La légalisation du cannabis au Canada vous inspire tout particulièrement
Pour de multiples raisons. Je ne vous cache pas tout d’abord qu’elle m’inquiète. Car après avoir pratiqué la chronique judiciaire durant de nombreuses années, je me permets d’affirmer que la problématique de la dangerosité est totalement sous évaluée. Mais ce n’est pas tant la question d’actualité. Ce qu’on met en exergue aujourd’hui au Canada, c’est le chiffre d’affaires, autrement dit le poids de ce marché dans l’économie. Je trouve tout de même surprenant qu’on puisse tirer des conclusions aussi définitives d’une expérience qui en est à ses premiers balbutiements.
Mais il y a une utilisation du cannabis que vous trouvez bien plus intéressante
Effectivement, c’est celui dont il est fait usage dans la région d’Andalousie par une architecte allemande, Monika Brümmer. Elle a créé une fabrique de briques, Cannabric, à Guadix, près de Grenade, éléments avec lesquels pas moins de 300 maisons ont été construites à ce jour, essentiellement en milieu rural. Ces éléments de construction ont une empreinte carbone plus favorable que les briques traditionnelles et des propriétés très intéressantes du point de vue de l’isolation phonique et calorifique. Dans les contrées chaudes, les briques en cannabis agissent comme un régulateur de température similaire aux grottes occupées durant l’été dans cette région du sud de l’Espagne.
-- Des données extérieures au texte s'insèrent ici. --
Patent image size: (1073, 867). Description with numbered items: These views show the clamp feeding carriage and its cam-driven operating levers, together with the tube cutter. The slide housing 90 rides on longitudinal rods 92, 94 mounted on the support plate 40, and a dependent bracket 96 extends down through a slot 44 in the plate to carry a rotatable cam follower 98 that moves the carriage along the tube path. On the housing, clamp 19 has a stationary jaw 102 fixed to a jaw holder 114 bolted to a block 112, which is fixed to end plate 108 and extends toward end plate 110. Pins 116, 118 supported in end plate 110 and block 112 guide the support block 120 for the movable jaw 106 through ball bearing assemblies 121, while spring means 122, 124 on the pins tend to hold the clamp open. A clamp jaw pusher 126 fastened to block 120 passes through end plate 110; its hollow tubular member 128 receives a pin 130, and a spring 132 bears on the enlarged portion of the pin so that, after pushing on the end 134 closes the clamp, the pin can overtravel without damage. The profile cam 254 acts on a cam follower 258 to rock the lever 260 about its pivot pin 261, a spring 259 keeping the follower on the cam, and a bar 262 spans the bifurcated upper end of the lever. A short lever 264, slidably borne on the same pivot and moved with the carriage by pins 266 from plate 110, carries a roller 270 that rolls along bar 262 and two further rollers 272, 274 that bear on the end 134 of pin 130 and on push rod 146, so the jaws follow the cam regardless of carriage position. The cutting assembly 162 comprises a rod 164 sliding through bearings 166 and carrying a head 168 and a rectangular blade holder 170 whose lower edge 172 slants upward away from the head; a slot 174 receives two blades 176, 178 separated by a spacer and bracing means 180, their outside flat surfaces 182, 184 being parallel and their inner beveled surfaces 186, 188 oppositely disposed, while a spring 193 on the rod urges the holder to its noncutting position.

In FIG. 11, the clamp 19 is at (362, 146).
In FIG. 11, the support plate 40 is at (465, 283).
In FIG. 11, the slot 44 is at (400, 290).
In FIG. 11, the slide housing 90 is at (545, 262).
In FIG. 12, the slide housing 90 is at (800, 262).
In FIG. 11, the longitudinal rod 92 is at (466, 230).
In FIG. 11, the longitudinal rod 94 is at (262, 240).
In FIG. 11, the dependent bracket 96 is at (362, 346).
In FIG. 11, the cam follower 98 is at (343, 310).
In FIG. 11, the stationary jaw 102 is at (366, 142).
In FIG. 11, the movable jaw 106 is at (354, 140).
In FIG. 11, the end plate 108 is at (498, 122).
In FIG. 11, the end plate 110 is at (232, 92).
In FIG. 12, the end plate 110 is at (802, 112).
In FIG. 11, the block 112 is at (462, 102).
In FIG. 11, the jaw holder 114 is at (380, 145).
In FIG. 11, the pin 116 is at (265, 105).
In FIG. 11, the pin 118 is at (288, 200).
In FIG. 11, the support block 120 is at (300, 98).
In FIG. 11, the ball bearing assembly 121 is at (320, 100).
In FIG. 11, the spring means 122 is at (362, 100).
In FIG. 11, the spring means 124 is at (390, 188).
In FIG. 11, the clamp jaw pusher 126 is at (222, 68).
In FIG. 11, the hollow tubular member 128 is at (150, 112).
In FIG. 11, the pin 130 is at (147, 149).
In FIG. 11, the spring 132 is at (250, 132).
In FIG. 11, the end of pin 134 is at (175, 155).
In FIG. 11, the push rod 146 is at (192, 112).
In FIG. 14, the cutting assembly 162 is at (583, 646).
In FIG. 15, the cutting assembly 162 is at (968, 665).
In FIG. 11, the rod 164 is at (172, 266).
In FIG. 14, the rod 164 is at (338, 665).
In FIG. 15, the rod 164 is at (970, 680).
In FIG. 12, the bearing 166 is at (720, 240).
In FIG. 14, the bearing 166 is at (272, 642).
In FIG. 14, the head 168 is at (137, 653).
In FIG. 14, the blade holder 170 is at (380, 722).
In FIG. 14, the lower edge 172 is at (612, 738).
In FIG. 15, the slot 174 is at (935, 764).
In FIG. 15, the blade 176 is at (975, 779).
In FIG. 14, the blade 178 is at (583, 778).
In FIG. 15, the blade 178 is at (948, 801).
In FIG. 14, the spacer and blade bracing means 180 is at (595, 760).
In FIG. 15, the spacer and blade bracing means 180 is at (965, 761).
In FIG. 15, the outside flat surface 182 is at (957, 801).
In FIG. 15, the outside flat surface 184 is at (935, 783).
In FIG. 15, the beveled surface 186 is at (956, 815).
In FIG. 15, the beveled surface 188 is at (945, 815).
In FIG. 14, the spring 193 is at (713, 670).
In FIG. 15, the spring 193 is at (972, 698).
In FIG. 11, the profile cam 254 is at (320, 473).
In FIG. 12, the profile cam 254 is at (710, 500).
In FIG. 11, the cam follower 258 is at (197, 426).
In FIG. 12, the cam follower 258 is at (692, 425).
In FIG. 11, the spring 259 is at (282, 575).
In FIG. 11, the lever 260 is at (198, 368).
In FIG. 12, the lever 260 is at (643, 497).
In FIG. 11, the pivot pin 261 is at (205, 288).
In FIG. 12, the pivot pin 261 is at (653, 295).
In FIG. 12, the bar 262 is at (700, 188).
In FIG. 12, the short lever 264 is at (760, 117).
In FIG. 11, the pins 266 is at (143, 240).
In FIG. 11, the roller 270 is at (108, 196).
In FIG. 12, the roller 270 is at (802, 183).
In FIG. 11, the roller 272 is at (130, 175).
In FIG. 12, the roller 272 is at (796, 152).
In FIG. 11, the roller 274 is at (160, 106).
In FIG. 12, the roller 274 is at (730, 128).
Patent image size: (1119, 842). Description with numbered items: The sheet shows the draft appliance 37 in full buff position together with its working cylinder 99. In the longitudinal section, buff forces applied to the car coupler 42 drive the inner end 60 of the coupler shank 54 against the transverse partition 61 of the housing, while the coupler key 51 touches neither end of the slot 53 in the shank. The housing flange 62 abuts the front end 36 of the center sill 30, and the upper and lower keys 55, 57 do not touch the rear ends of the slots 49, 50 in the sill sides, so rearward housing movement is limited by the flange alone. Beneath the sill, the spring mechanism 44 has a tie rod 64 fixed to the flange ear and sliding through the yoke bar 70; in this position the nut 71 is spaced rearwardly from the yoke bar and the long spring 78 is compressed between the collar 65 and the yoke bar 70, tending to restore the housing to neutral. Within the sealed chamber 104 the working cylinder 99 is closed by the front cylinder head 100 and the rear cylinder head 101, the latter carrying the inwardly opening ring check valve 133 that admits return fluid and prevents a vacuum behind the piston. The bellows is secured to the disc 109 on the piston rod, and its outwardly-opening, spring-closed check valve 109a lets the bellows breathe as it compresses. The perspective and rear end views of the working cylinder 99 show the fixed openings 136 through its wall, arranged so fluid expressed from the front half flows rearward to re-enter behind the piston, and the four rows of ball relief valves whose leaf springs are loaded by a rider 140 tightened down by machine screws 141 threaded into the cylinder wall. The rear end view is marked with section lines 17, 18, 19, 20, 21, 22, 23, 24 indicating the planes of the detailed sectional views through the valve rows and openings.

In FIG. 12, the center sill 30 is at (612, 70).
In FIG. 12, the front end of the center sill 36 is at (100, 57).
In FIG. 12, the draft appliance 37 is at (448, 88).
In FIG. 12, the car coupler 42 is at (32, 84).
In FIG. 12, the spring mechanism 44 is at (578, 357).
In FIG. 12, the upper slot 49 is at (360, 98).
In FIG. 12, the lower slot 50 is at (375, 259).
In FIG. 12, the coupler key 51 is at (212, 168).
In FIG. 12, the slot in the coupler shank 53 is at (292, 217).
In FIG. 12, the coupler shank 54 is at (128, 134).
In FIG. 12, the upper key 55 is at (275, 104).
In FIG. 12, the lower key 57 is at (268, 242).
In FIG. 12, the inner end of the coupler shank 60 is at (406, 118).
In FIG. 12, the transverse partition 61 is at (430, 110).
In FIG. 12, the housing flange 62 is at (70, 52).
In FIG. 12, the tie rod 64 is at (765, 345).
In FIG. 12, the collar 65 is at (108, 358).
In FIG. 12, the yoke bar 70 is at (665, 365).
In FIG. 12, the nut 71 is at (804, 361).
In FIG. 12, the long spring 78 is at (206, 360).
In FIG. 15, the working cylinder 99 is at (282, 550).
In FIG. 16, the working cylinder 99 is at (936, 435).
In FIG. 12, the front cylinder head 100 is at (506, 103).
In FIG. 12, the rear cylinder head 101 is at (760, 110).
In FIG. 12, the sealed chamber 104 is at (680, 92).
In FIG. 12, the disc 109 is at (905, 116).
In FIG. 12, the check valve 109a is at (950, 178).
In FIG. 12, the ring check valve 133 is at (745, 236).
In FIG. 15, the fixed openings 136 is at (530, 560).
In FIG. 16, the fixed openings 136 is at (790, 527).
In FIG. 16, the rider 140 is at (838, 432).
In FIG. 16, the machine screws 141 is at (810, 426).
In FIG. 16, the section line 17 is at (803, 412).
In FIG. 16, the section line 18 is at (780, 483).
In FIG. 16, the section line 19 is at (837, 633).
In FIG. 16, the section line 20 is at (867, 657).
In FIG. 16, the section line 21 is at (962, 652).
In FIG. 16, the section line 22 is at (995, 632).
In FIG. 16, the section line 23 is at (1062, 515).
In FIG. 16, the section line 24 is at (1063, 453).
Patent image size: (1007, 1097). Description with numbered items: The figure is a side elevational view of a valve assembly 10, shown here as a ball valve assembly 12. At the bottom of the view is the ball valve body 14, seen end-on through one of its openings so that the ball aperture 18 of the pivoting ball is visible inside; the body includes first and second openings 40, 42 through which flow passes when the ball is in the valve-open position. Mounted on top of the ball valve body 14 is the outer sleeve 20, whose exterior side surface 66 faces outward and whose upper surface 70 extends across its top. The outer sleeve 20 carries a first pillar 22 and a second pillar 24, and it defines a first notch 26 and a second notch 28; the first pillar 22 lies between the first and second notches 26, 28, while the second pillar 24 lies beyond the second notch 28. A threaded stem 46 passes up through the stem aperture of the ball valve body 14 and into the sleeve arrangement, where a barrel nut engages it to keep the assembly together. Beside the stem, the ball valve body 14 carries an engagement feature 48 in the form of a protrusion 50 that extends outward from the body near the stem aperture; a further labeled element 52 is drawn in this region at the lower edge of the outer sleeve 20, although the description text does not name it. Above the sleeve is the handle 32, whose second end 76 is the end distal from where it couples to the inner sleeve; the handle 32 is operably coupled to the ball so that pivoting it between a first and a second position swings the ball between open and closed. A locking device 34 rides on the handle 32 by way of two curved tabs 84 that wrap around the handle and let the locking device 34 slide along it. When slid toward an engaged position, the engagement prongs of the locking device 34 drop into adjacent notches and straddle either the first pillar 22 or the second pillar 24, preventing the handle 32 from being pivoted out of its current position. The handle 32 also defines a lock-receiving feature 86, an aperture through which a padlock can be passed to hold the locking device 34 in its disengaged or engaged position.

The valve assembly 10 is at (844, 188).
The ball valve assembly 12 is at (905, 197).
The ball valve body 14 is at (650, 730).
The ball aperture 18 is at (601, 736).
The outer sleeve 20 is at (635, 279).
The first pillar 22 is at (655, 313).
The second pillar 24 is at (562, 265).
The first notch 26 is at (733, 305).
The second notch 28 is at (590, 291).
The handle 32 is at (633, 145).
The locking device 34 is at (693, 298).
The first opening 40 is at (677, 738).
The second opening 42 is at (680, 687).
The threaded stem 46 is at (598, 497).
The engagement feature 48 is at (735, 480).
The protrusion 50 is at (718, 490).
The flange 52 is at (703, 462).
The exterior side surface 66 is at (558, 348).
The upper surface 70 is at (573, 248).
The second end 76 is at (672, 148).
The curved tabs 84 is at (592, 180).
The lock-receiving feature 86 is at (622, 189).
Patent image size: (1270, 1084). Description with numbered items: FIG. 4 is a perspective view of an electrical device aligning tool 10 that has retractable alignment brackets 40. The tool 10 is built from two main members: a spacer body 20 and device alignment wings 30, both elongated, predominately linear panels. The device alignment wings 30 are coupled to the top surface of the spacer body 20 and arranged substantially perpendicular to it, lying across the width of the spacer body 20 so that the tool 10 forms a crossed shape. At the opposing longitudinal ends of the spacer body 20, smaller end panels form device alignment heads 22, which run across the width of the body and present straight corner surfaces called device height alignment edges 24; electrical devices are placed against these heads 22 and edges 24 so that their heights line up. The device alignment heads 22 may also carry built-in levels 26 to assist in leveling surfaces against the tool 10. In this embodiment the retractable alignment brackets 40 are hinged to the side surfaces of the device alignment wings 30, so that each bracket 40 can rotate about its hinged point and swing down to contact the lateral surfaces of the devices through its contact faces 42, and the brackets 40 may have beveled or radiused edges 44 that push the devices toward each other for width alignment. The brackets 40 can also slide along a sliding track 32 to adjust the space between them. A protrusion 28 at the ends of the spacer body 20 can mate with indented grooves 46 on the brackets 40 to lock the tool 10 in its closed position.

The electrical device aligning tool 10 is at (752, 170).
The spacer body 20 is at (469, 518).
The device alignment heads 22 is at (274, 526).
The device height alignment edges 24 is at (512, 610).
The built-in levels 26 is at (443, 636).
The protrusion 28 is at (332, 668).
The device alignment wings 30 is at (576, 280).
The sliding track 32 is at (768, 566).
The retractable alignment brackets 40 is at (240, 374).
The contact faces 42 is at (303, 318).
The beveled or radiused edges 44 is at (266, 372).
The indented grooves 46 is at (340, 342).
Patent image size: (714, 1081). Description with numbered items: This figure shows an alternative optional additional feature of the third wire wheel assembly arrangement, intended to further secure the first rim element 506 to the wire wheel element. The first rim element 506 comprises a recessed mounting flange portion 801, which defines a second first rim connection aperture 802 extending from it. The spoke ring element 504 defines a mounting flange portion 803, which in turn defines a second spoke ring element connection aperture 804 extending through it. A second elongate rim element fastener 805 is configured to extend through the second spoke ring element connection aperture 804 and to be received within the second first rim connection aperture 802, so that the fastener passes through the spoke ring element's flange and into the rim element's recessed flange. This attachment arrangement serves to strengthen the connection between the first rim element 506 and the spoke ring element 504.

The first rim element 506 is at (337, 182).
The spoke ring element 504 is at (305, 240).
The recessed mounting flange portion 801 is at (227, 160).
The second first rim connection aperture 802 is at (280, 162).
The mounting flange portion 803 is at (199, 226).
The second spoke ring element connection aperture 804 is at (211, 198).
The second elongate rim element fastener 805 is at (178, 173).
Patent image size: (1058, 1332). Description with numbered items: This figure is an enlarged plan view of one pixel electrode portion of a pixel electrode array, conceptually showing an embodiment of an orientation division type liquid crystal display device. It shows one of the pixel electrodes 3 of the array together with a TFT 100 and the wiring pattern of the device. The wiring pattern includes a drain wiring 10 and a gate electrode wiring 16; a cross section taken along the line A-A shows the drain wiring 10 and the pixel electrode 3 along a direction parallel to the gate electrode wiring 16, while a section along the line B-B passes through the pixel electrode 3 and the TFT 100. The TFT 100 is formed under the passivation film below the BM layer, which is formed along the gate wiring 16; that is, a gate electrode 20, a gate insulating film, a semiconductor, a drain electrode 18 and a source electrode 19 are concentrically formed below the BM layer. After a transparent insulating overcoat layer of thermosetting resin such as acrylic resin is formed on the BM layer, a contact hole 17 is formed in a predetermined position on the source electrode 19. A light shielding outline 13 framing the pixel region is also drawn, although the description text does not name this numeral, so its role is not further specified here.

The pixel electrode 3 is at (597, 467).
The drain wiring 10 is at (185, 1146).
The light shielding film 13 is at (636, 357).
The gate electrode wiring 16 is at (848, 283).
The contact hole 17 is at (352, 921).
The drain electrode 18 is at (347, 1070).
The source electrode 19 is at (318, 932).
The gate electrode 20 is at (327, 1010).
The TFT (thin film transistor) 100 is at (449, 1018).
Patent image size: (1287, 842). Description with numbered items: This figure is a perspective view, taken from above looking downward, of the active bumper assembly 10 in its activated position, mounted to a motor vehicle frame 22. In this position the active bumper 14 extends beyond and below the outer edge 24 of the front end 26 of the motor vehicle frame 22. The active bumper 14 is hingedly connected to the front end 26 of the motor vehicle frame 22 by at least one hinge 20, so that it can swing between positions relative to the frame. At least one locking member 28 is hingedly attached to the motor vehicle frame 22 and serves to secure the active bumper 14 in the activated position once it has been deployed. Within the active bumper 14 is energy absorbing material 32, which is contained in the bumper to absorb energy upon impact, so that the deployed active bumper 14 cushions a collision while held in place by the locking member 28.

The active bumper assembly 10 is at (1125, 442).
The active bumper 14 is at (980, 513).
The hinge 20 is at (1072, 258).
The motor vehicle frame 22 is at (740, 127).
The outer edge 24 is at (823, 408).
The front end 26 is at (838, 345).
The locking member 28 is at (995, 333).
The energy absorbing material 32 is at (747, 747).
Construire une maison en briques de cannabis revient assez cher
C’est vrai, tant que la fabrication se limitera à l’échelle artisanale. Pourtant, ces éléments peuvent également servir dans le cadre de rénovations de bâtiments construits avec des matériaux traditionnels. Selon la conceptrice, les cannabric permettent souvent d’éviter une isolation additionnelle et, au bout du compte, le prix de revient d’une maison reste raisonnable. Et pour ce qui est des joints, la chaux suffit. Inutile de chercher à fumer ce cannabis sativa qui contient moins de 0,2% de tetrahidrocannabinol –le fameux THC-, soit cinquante fois moins que la marihuana de consommation dite ludique.
Cette utilisation positive d’une matière qui a mauvaise réputation vous en rappelle une autre
Imaginez-vous qu’il y a trente ans, un ingénieur est parvenu à créer des briques à partir des ordures ménagères. Au point qu’une usine, du nom de Catrel, a été construite à Moudon, avec l’appui des autorités vaudoises. Malheureusement, le passage du laboratoire à la production industrielle a été un échec. Aussi cuisant d’ailleurs que celui, beaucoup plus récent, des panneaux solaires souples Flexcel, fabriqués à Yverdon-les-Bains dont le rendement n’était pas à la hauteur des espérances. Cette aventure s’est soldée par un échec cinglant et des pertes totalisant près de 100 millions de francs, montant investi par des capitalistes qu’on décrie trop souvent. Peut-être que le Canada pourrait faire œuvre de pionnier en consacrant une partie des revenus de la légalisation du cannabis aux énergies renouvelables.